Durante gran parte de la historia de la humanidad hemos mirado al Universo simplemente con la ayuda de nuestros ojos. Galileo hace poco más de cuatro siglos, utilizando el anteojo astronómico, descubrió un universo nuevo, una nueva ciencia que nos permitió sentirnos parte de un cosmos mucho más formidable que el que narraban los libros revelados. Pero seguía siendo el ojo detrás del telescopio el que registraba todo. Ya en el siglo XX nacieron astronomías nuevas, de la mano de las ondas de radio, del infrarrojo, el ultravioleta o los energéticos rayos X y gamma, ya en la Era Espacial. Nuevas astronomías a las que comenzó a unirse la observación de los neutrinos que llegan de fuera de la Tierra, pero solo hemos conseguido descubrir una fuente, cuando el 23 de febrero de 1987 estalló una supernova en la Gran Nube de Magallanes y la observaron simultáneamente desde varios túneles profundos de nuestro planeta.

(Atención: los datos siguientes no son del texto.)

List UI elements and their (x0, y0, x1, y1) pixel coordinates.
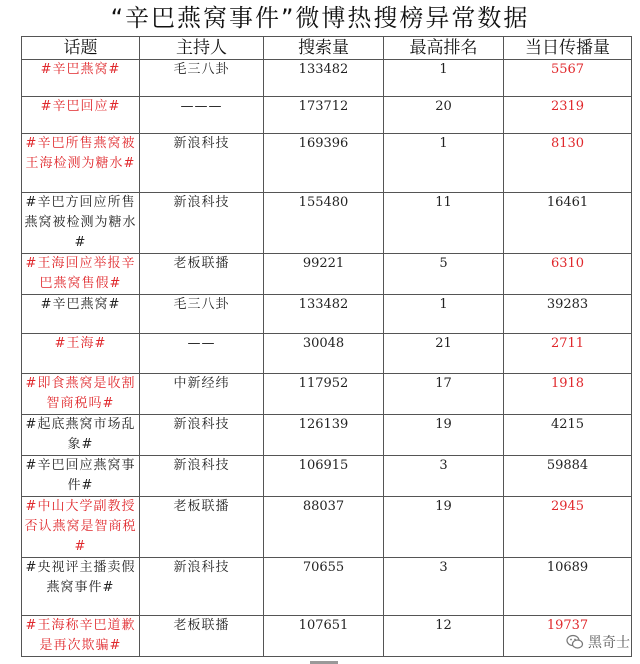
table-row (22, 134, 632, 193)
top-rank-cell: 1 (384, 60, 504, 97)
host-cell: 老板联播 (140, 254, 264, 295)
topic-cell: #王海回应举报辛巴燕窝售假# (22, 254, 140, 295)
top-rank-cell: 20 (384, 97, 504, 134)
topic-cell: #辛巴所售燕窝被王海检测为糖水# (22, 134, 140, 193)
host-cell: 新浪科技 (140, 456, 264, 497)
top-rank-cell: 5 (384, 254, 504, 295)
top-rank-cell: 11 (384, 193, 504, 254)
search-volume-cell: 99221 (264, 254, 384, 295)
table-row (22, 456, 632, 497)
topic-cell: #辛巴方回应所售燕窝被检测为糖水# (22, 193, 140, 254)
host-cell: 毛三八卦 (140, 295, 264, 334)
host-cell: 新浪科技 (140, 193, 264, 254)
search-volume-cell: 106915 (264, 456, 384, 497)
search-volume-cell: 169396 (264, 134, 384, 193)
table-row (22, 616, 632, 657)
host-cell: 老板联播 (140, 616, 264, 657)
topic-cell: #央视评主播卖假燕窝事件# (22, 558, 140, 616)
hot-search-table (21, 36, 632, 657)
table-row (22, 60, 632, 97)
search-volume-cell: 126139 (264, 415, 384, 456)
topic-cell: #辛巴燕窝# (22, 60, 140, 97)
topic-cell: #王海称辛巴道歉是再次欺骗# (22, 616, 140, 657)
daily-spread-cell: 59884 (504, 456, 632, 497)
top-rank-cell: 17 (384, 374, 504, 415)
search-volume-cell: 30048 (264, 334, 384, 374)
daily-spread-cell: 6310 (504, 254, 632, 295)
daily-spread-cell: 5567 (504, 60, 632, 97)
watermark-text: 黑奇士 (588, 635, 630, 651)
host-cell: 老板联播 (140, 497, 264, 558)
search-volume-cell: 70655 (264, 558, 384, 616)
table-row (22, 295, 632, 334)
daily-spread-cell: 2711 (504, 334, 632, 374)
top-rank-cell: 1 (384, 295, 504, 334)
daily-spread-cell: 10689 (504, 558, 632, 616)
host-cell: ——— (140, 97, 264, 134)
table-row (22, 558, 632, 616)
search-volume-cell: 107651 (264, 616, 384, 657)
topic-cell: #辛巴回应# (22, 97, 140, 134)
top-rank-cell: 3 (384, 558, 504, 616)
host-cell: 毛三八卦 (140, 60, 264, 97)
topic-cell: #中山大学副教授否认燕窝是智商税# (22, 497, 140, 558)
table-row (22, 415, 632, 456)
table-row (22, 254, 632, 295)
header-top-rank: 最高排名 (384, 37, 504, 60)
search-volume-cell: 133482 (264, 60, 384, 97)
watermark (566, 632, 630, 652)
header-topic: 话题 (22, 37, 140, 60)
host-cell: 新浪科技 (140, 558, 264, 616)
page-title: “辛巴燕窝事件”微博热搜榜异常数据 (110, 4, 530, 32)
table-header-row (22, 37, 632, 60)
host-cell: 新浪科技 (140, 134, 264, 193)
host-cell: 中新经纬 (140, 374, 264, 415)
table-row (22, 497, 632, 558)
topic-cell: #辛巴回应燕窝事件# (22, 456, 140, 497)
daily-spread-cell: 2319 (504, 97, 632, 134)
topic-cell: #起底燕窝市场乱象# (22, 415, 140, 456)
top-rank-cell: 19 (384, 415, 504, 456)
topic-cell: #辛巴燕窝# (22, 295, 140, 334)
header-search-volume: 搜索量 (264, 37, 384, 60)
table-row (22, 374, 632, 415)
top-rank-cell: 21 (384, 334, 504, 374)
daily-spread-cell: 1918 (504, 374, 632, 415)
header-host: 主持人 (140, 37, 264, 60)
header-daily-spread: 当日传播量 (504, 37, 632, 60)
topic-cell: #王海# (22, 334, 140, 374)
top-rank-cell: 3 (384, 456, 504, 497)
search-volume-cell: 88037 (264, 497, 384, 558)
table-row (22, 97, 632, 134)
search-volume-cell: 133482 (264, 295, 384, 334)
top-rank-cell: 19 (384, 497, 504, 558)
daily-spread-cell: 16461 (504, 193, 632, 254)
daily-spread-cell: 2945 (504, 497, 632, 558)
search-volume-cell: 173712 (264, 97, 384, 134)
table-row (22, 193, 632, 254)
table-row (22, 334, 632, 374)
daily-spread-cell: 19737 (504, 616, 632, 657)
topic-cell: #即食燕窝是收割智商税吗# (22, 374, 140, 415)
search-volume-cell: 155480 (264, 193, 384, 254)
host-cell: —— (140, 334, 264, 374)
daily-spread-cell: 39283 (504, 295, 632, 334)
search-volume-cell: 117952 (264, 374, 384, 415)
daily-spread-cell: 4215 (504, 415, 632, 456)
top-rank-cell: 12 (384, 616, 504, 657)
top-rank-cell: 1 (384, 134, 504, 193)
daily-spread-cell: 8130 (504, 134, 632, 193)
host-cell: 新浪科技 (140, 415, 264, 456)
wechat-icon (566, 633, 584, 651)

Ahora nace una nueva astronomía: esta vez no son ondas electromagnéticas, ni partículas subatómicas. Ahora son las diminutas oscilaciones de la propia estructura del espacio y el tiempo, sacudida por sucesos portentosos, como dos agujeros negros que caen en espiral uno hacia el otro hasta fundirse en una potentísima explosión. Ondas gravitacionales predichas hace un siglo por Einstein, que ahora tienen una detección directa, y que nos permitirán desentrañar, en su lenguaje complejo de las leyes físicas, qué sucede en detalle en el Universo. El trabajo de mil científicos de más de quince países durante un cuarto de siglo nos muestra una nueva luz, increíble.

Cada vez que se descubría un nuevo rango de observación, un nuevo instrumento o detector se entendían nuevos fenómenos antes inexplicables, antes desconocidos: el nacimiento y la muerte de las estrellas, la agitada vida de las galaxias, la misma evolución del Universo... temas de los que todo lo ignorábamos. Ahora, las ondas gravitacionales permitirán hacer un mejor mapa de nuestra ignorancia, es decir, avanzar la ciencia.